Introdução
No campo da Administração Pública brasileira, a vedação ao nepotismo é um dos temas mais recorrentes quando se discute moralidade administrativa e respeito ao interesse público. No entanto, é comum que haja interpretações equivocadas quanto aos limites dessa vedação. O presente artigo visa esclarecer, com base na legislação vigente e em doutrina especializada, que a nomeação de parentes de graus remotos não configura nepotismo, desde que respeitados os princípios constitucionais e legais aplicáveis.
O conceito jurídico de nepotismo
Nepotismo é o favorecimento de parentes por parte de agentes públicos na ocupação de cargos, funções ou empregos públicos.
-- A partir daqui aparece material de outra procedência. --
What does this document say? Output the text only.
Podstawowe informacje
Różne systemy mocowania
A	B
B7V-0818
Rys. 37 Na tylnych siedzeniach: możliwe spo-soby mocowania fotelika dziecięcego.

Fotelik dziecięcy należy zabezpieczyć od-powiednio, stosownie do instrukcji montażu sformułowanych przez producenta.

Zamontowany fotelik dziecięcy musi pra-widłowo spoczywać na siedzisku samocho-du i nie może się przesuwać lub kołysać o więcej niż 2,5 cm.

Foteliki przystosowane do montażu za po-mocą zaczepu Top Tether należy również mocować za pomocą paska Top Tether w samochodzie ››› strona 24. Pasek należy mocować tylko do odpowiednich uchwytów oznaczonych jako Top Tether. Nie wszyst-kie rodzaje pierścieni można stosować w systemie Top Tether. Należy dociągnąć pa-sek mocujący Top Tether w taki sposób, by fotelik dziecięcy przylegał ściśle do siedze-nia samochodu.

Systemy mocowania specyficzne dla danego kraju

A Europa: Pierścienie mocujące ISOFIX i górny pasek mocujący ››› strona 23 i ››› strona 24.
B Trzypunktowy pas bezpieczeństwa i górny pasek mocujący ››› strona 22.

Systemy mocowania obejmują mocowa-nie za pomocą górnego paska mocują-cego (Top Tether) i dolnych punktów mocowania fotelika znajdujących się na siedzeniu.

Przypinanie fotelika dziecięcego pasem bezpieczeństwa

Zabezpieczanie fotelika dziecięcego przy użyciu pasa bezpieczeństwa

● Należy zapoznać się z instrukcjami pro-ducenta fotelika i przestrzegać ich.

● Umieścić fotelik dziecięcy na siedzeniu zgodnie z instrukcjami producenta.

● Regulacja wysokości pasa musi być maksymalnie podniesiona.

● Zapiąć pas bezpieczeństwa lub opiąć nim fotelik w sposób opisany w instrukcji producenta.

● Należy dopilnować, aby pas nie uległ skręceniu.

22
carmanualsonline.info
O tema ganhou maior objetividade jurídica a partir da edição da Súmula Vinculante nº 13 do Supremo Tribunal Federal (STF), que estabelece:
"A nomeação de cônjuge, companheiro ou parente em linha reta, colateral ou por afinidade, até o terceiro grau, inclusive, da autoridade nomeante ou de servidor da mesma pessoa jurídica investido em cargo de direção, chefia ou assessoramento, para o exercício de cargo em comissão ou de confiança ou, ainda, de função gratificada na administração pública direta e indireta em qualquer dos Poderes da União, dos Estados, do Distrito Federal e dos Municípios, viola a Constituição Federal"¹.
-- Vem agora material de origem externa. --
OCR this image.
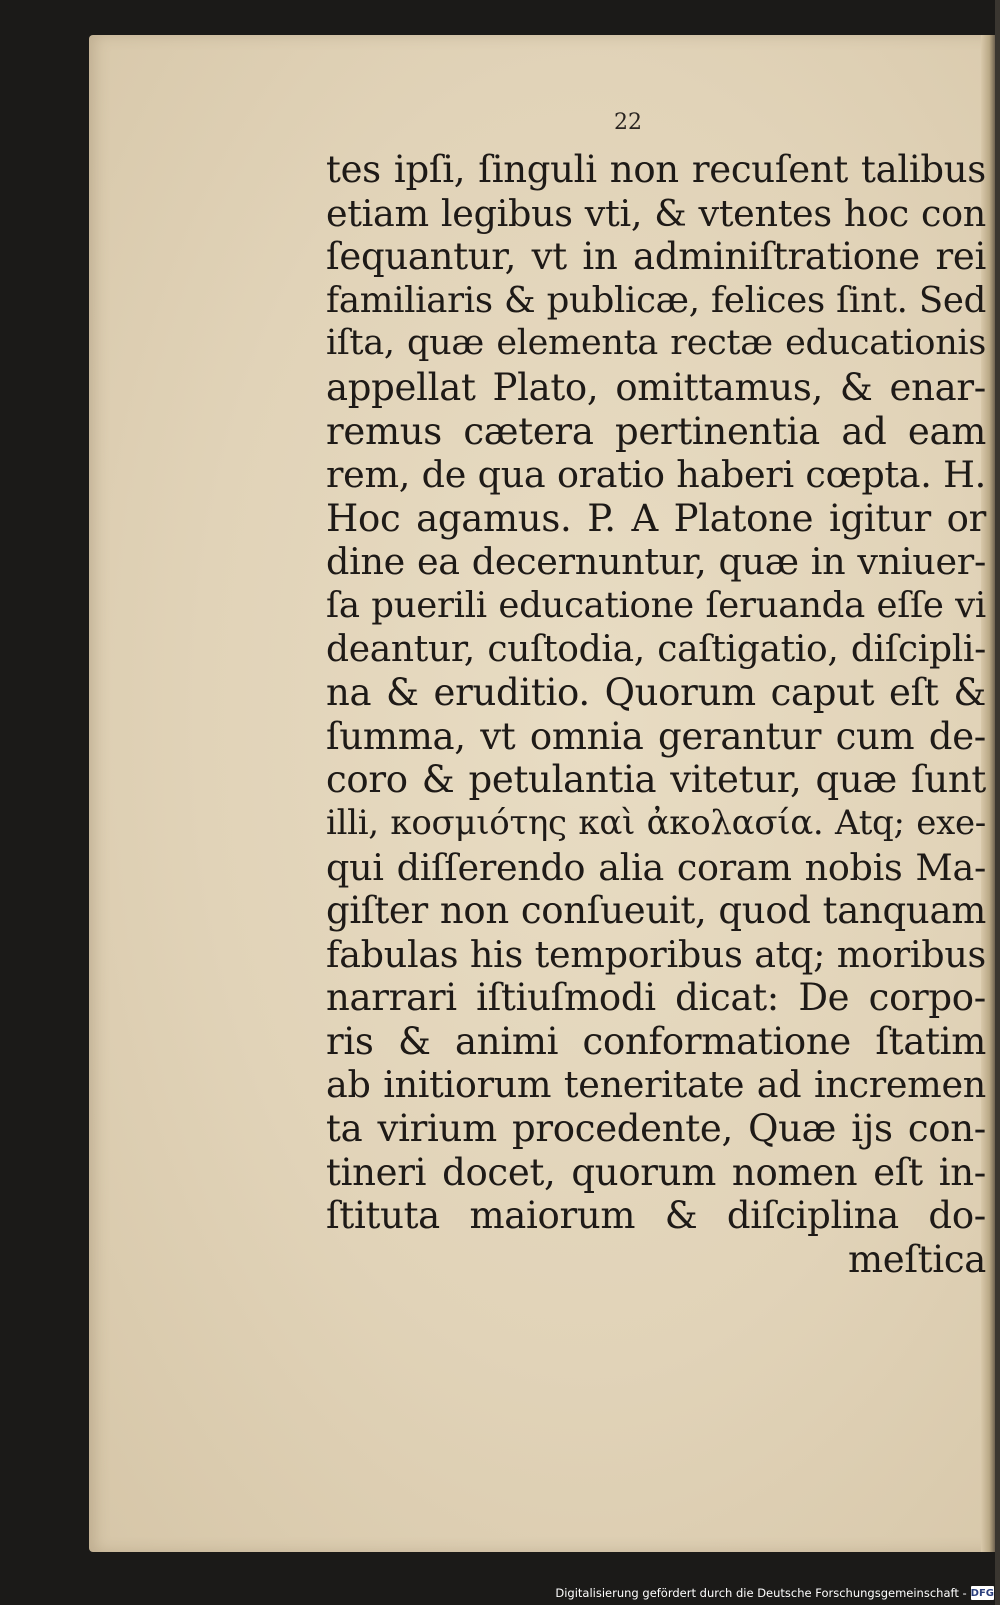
22
tes ipſi, ſinguli non recuſent talibus
etiam legibus vti, & vtentes hoc con
ſequantur, vt in adminiſtratione rei
familiaris & publicæ, felices ſint. Sed
iſta, quæ elementa rectæ educationis
appellat Plato, omittamus, & enar-
remus cætera pertinentia ad eam
rem, de qua oratio haberi cœpta. H.
Hoc agamus. P. A Platone igitur or
dine ea decernuntur, quæ in vniuer-
ſa puerili educatione ſeruanda eſſe vi
deantur, cuſtodia, caſtigatio, diſcipli-
na & eruditio. Quorum caput eſt &
ſumma, vt omnia gerantur cum de-
coro & petulantia vitetur, quæ ſunt
illi, κοσμιότης καὶ ἀκολασία. Atq; exe-
qui diſſerendo alia coram nobis Ma-
giſter non conſueuit, quod tanquam
fabulas his temporibus atq; moribus
narrari iſtiuſmodi dicat: De corpo-
ris & animi conformatione ſtatim
ab initiorum teneritate ad incremen
ta virium procedente, Quæ ijs con-
tineri docet, quorum nomen eſt in-
ſtituta maiorum & diſciplina do-
meſtica
Digitalisierung gefördert durch die Deutsche Forschungsgemeinschaft - DFG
Assim, a vedação legal é objetiva e alcança apenas os parentes até o terceiro grau.
A contagem dos graus de parentesco na lei civil
A contagem dos graus de parentesco, segundo o Código Civil Brasileiro (Lei nº 10.406/2002), segue a linha de ascendência e descendência, ou de colateralidade, conforme disposto nos artigos 1.591 a 1.595².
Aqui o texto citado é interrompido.